Parse-clean-Single-post12.item_.json_.imageName-1-175

Machines, marchés, ministres : sans nous

Le verbe « décider » semble avoir déserté notre vocabulaire commun. Non pas qu’il ait disparu des protocoles, chartes ou communiqués : il s’est simplement éloigné de nous. Nous ne décidons plus, ou si peu. L’essentiel des choix — technologico-économiques, militaires, écologiques — échappe aujourd’hui à toute délibération populaire digne de ce nom. Le règne de la gouvernance sans peuple avance, propre, fluide, avec l’élégance algébrique des algorithmes. Et pendant qu’on scrute la météo des marchés, les conditions de la démocratie virent à l’orage sec, silencieux.

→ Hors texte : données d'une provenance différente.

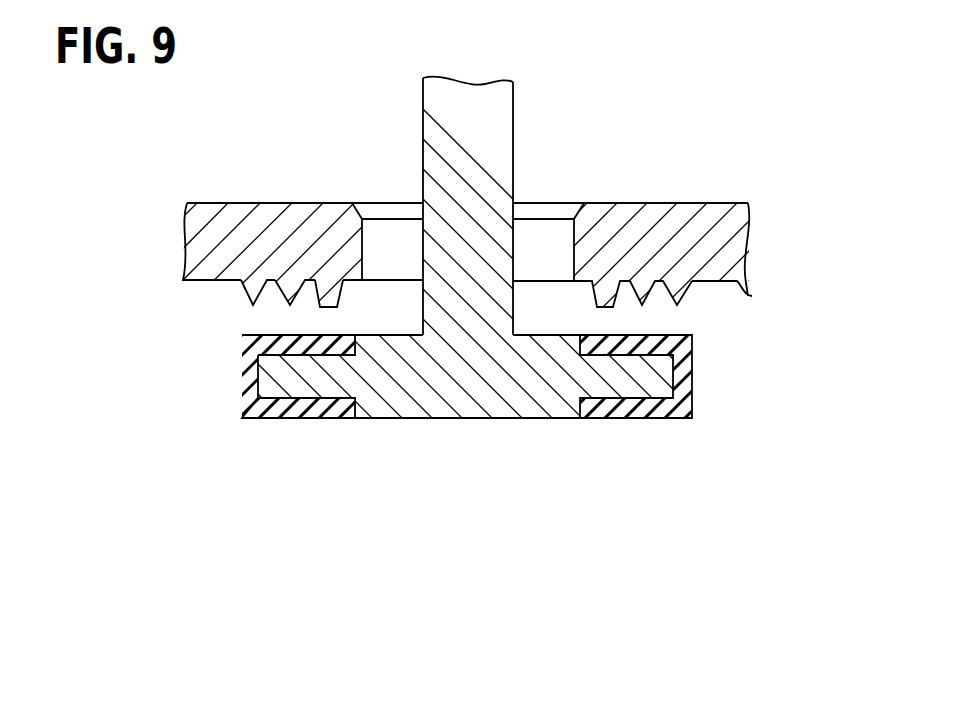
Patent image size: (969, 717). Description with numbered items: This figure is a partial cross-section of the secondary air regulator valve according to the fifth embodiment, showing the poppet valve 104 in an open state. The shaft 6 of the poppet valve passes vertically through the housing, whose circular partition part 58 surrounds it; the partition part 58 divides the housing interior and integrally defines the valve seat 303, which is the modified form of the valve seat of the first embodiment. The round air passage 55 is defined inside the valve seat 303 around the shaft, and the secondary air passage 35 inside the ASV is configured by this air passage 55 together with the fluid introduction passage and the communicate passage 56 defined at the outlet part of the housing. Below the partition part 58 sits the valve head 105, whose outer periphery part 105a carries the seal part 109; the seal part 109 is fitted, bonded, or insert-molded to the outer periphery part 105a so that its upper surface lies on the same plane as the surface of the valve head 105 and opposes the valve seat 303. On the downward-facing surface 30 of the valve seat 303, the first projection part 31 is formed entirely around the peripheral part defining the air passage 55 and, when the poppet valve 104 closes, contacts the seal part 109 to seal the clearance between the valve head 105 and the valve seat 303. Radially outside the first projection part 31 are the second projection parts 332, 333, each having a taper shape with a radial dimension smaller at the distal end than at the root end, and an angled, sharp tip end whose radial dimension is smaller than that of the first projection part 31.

L’armement autonome, l’automatisation des emplois et la financiarisation de chaque recoin de l’existence — autant de tendances qui, sous couvert de progrès ou d’efficacité, consacrent une dépossession radicale. Qui a eu son mot à dire sur l’implantation de drones tueurs, sur l’IA dans les recrutements, sur la privatisation des services essentiels ? Le citoyen n’est plus qu’un utilisateur passif, spectateur d’un théâtre où les coulisses se décident très loin des urnes. Un monde se fait sans nous, mais en notre nom. C’est ici que le scandale éthique commence.

Il faut entendre la gravité politique de ces glissements. À force de confier les rênes à des appareils technocratiques, à des consortiums opaques et à une ingénierie industrielle détachée du lien social, c’est la possibilité même d’un nous qui s’efface. La démocratie devient une mise en scène, joliment éclairée mais vidée de ses acteurs. Que reste-t-il des souverainetés populaires quand les gouvernements eux-mêmes se disent « contraints » par des expertises inaccessibles ? Gouverner est devenu un ministère technique — sans la charge morale de représenter.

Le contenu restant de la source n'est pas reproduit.